What seems to work better for now, is to declare a global dict on startup, and use it on methods / publish / etc.

But it’s hard to monitor real impact…

I see that it’s possible to passtrough other meteor’s instance to use it as a database layer. Someone experiment that here ?

You’re probably going to want to patch the Mongo.Collection class to have the _collection and _driver be getters. You then use a meteor environment variable to specify the band, then any db calls issued from within a fiber tied to a band would use the relevant db connection. This way your application code doesn’t need to care about different bands beyond selecting them. For the oplog. If the databases exist in different clusters you’d need to use something like redis oplog and use custom channels in publications and updates where you prefix the collection name with a band identifier.

There are other ways of doing it, particularly if you don’t need to care about the meteor.users collection (or other collections defined by third part packages) it will depend on your exact use case.

Thanks for your reply znewsham.

For now, on server part, we create a array for each brand’s collection (invoice[brand] = connection) and on publish or method, we send brand as parameter to use corresponding collection.

BRANDS.forEach((brand) => {
  const connectionUrl = BRAND_CONNECTION_URLS[brand.id]

  const connection = new MongoInternals.RemoteCollectionDriver(connectionUrl)

  const collection = new Mongo.Collection(collectionName, {
    idGeneration: 'MONGO',
    _suppressSameNameError: true,
    _driver: connection,
  })

  FavoritesCollection[brand.id] = collection
})

It works, but we’re unable to use redis oplog. When we enable debug, it never change pubsub channel (only connected to last brand on startup array). But I am afraid that this is unmanageable with respect to performance.

publishComposite('allMyFavorites', ({ brand }) => {
  return {
    find: () => {
      return FavoritesCollection[brand].find(
        { user: user._id },
        { sort: { createdAt: -1 } },
      )
    },
  }
})

Cursor returned is not link to brand choice. If we debug with

console.log(FavoritesCollection[brand].find(
        { user: user._id },
        { sort: { createdAt: -1 } },
      ).fetch())

Here it return good result depend of brand sended.

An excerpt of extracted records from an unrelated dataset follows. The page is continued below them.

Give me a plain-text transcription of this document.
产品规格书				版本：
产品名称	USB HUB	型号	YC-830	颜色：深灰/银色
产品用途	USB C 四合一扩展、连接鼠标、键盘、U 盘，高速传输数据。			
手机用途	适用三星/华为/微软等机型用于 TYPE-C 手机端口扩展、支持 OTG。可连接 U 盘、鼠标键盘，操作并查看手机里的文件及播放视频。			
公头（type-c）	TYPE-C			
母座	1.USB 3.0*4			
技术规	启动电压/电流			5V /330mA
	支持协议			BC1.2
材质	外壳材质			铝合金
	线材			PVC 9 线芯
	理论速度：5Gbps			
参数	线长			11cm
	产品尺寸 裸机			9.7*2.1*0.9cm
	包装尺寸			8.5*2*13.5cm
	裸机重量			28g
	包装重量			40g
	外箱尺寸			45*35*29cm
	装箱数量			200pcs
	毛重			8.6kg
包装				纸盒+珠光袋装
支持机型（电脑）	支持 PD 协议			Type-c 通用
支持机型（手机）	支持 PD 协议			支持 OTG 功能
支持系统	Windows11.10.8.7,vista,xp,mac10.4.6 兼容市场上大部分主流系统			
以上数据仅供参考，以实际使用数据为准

We try with COLLECTION.configureRedisOplog, without success.

We’ve a meteor database, wich countains account & different global parameters, and one database for each brands (wich contains exactly same collections / fields on)

If someone have idea…

NB: Strange, my reply was deleted…

Thanks for answer znewsham

On server part we create an array of brand’s collection

BRANDS.forEach((brand) => {
  const connectionUrl = BRAND_CONNECTION_URLS[brand.id]

  const connection = new MongoInternals.RemoteCollectionDriver(connectionUrl)

  const collection = new Mongo.Collection(collectionName, {
    idGeneration: 'MONGO',
    _suppressSameNameError: true,
    _driver: connection,
  })

  FavoritesCollection[brand.id] = collection
})

And on each subscription/methods, we send brand as parameter

publishComposite('allMyFavorites', ({ brand }) => {
  return {
    find: () => {
      return FavoritesCollection[brand].find(
        { user: user._id },
        { sort: { createdAt: -1 } },
      )
    },
  }
})

It works, except for redis oplog. It never change channel (aka database) and always connected to last brand on BRAND_CONNECTION_URLS

We try with COLLECTION.configureRedisOplog but it not works.

For now we use mongo oplog, but I am afraid that this is unmanageable with respect to performance.

We’ve a “meteor” database wich contains account and global settings, and one database for each brands (wich contains exact same collections / fields on)

If someone have idea

I’m not sure what you mean here, redis doesn’t connect to mongo. The redis-oplog package does intercept the writes, but it should do that at the collection level correctly. Do you mean it only tracks changes correctly for the first/last subscription? If you’re talking about reactivity all of your collections have the same name, so redis itself will propagate the changes to each server correctly, but redis-oplog might not be able to maintain the correct multiplexers if the same user requests favourites from multiple brands at the same time. From the browser, what is the symptom of what you’re describing?